Detalimogene was developed using the Company’s Dually Derivatized Oligochitosan (DDX) platform, a technology designed to transform how gene therapies are accessed by patients and utilized by clinicians. Medicines developed with the DDX platform can potentially overcome the limitations of viral-based gene therapies, simplify safe handling and cold storage complexities, and streamline both manufacturing processes and administration paradigms.
Detalimogene has received Fast Track designation from the U.S. Food and Drug Administration (FDA) based on its potential to address the high unmet medical need for patients with BCG-unresponsive CIS NMIBC, with or without resected papillary tumors, who are unable to undergo cystectomy. Fast Track designation is a process designed to facilitate the development and expedite the review of drugs to treat serious conditions and fill an unmet medical need.

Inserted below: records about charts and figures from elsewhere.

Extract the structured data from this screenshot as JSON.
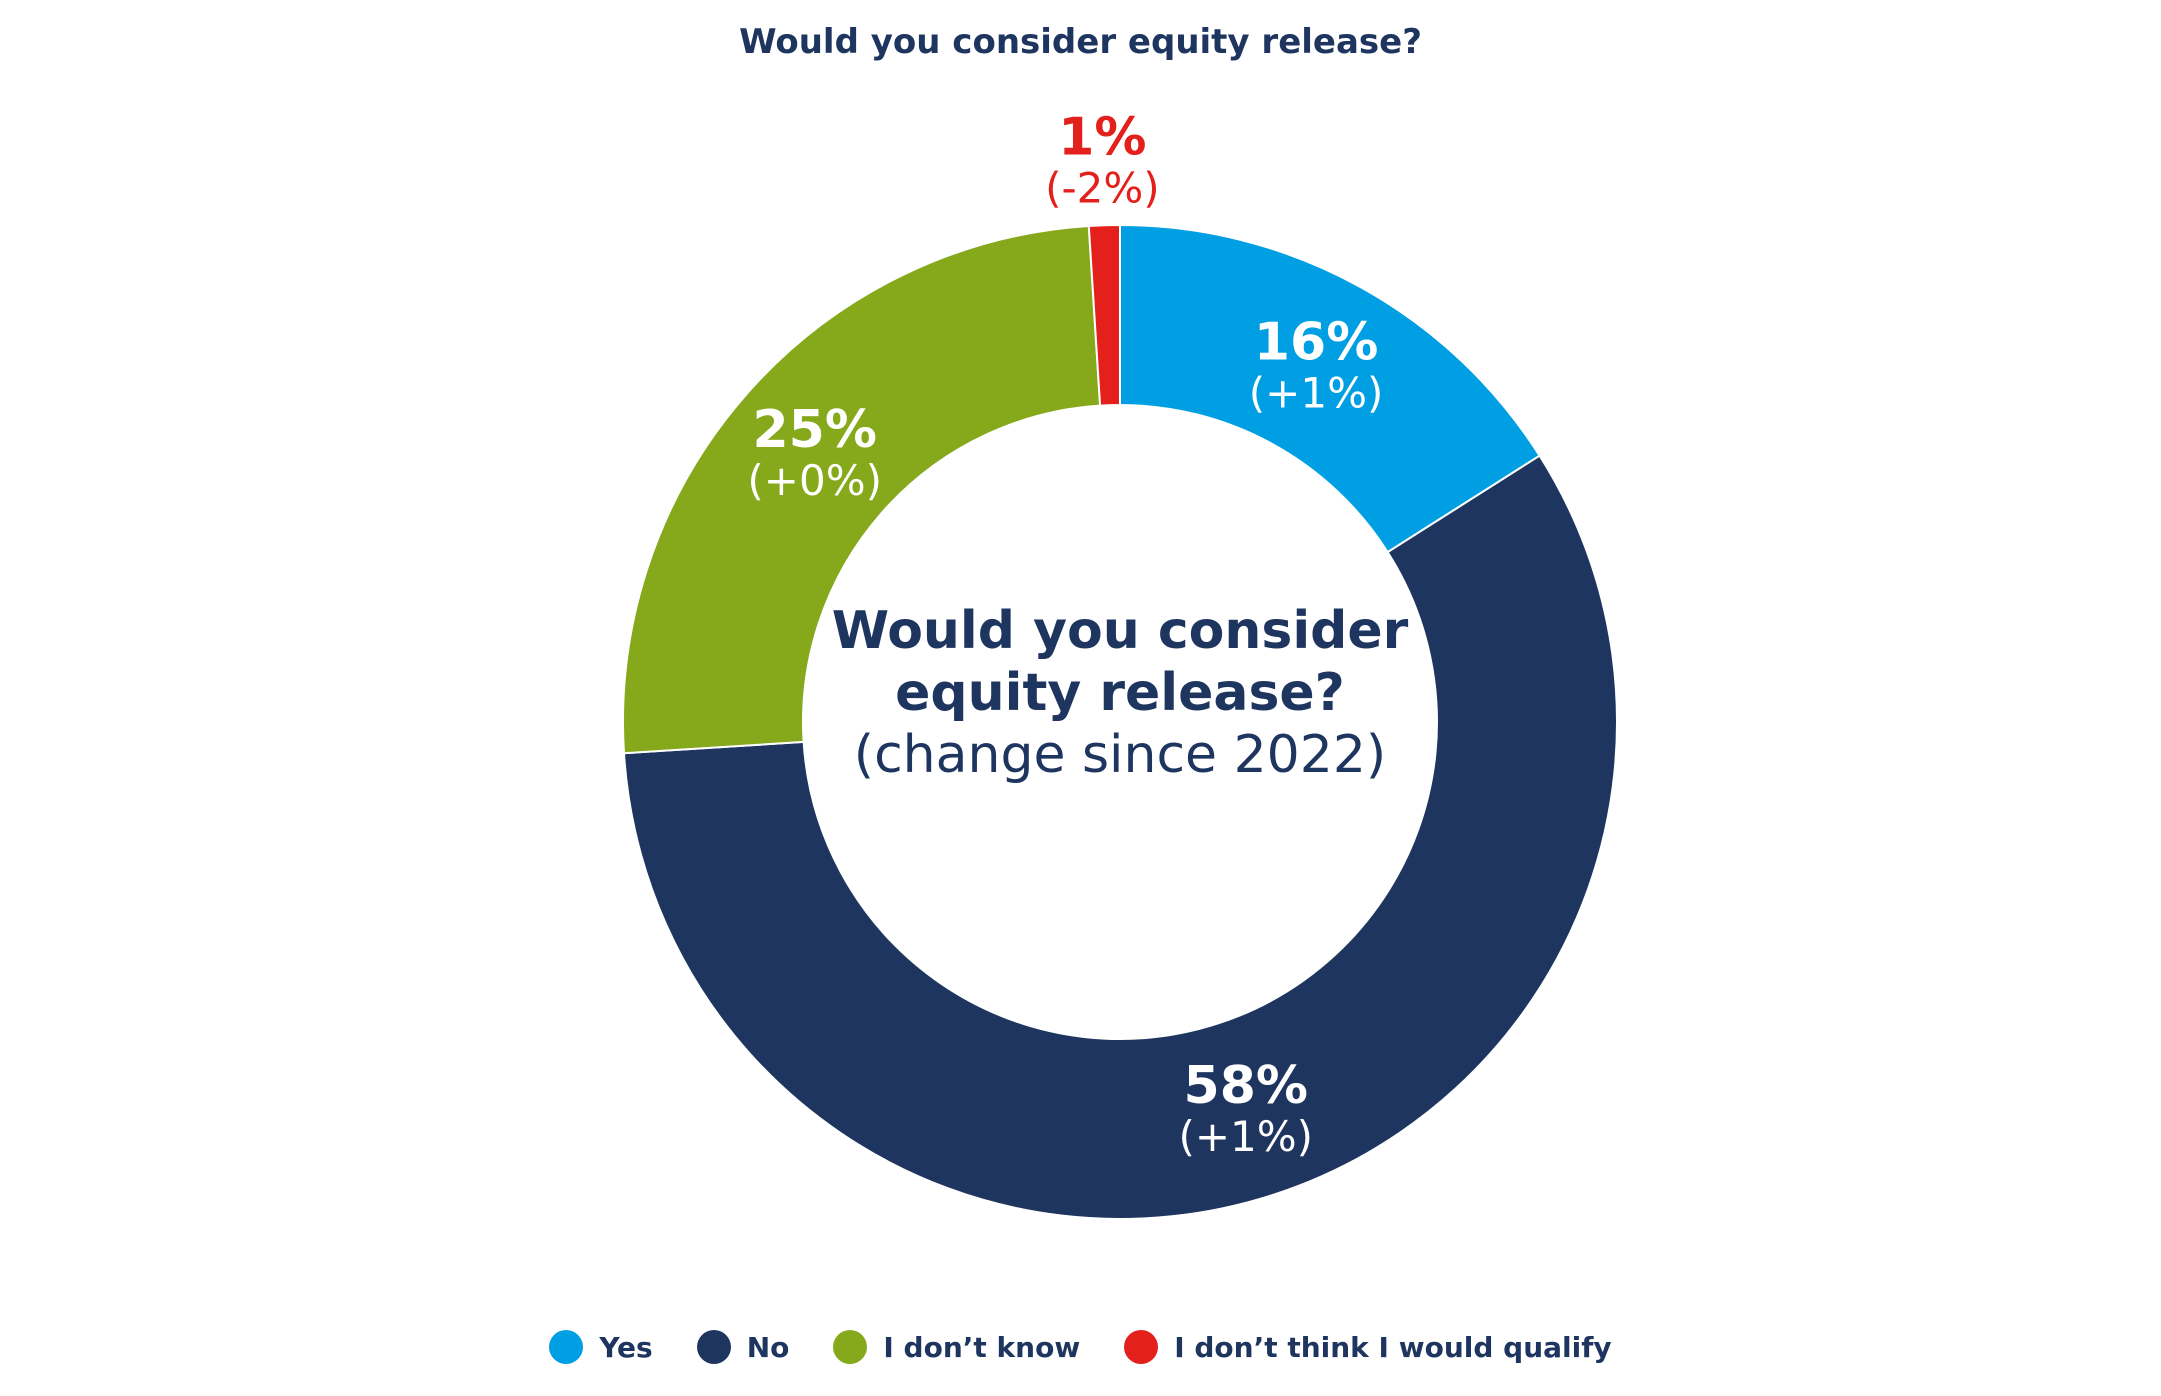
{
  "chart_data": {
    "type": "pie",
    "title": "Would you consider equity release?",
    "center_label": {
      "line1": "Would you consider",
      "line2": "equity release?",
      "line3": "(change since 2022)"
    },
    "slices": [
      {
        "name": "Yes",
        "value": 16,
        "label": "16%",
        "change": "(+1%)",
        "color": "#009fe3"
      },
      {
        "name": "No",
        "value": 58,
        "label": "58%",
        "change": "(+1%)",
        "color": "#1e3560"
      },
      {
        "name": "I don’t know",
        "value": 25,
        "label": "25%",
        "change": "(+0%)",
        "color": "#86a91c"
      },
      {
        "name": "I don’t think I would qualify",
        "value": 1,
        "label": "1%",
        "change": "(-2%)",
        "color": "#e3201b"
      }
    ],
    "legend_position": "bottom"
  }
}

About the Pivotal LEGEND Trial
Detalimogene is being evaluated in the ongoing, open-label, multi-cohort, Phase 2 LEGEND trial to establish its safety and efficacy in high-risk NMIBC. LEGEND’s pivotal cohort (Cohort 1) consists of approximately 100 patients with high-risk, BCG-unresponsive NMIBC with CIS (with or without papillary disease) and is designed to serve as the basis of the Company’s planned Biologics License Application (BLA) filing. In addition to this pivotal cohort, LEGEND includes three additional cohorts, including NMIBC patients with CIS who are naïve to treatment with BCG (Cohort 2a); NMIBC patients with CIS who have been exposed to BCG but have not received adequate BCG treatment (Cohort 2b); and BCG-unresponsive high-risk NMIBC patients with papillary-only disease (Cohort 3). The LEGEND trial is actively enrolling patients with sites participating in the USA, Canada, Europe, and the Asia-Pacific region.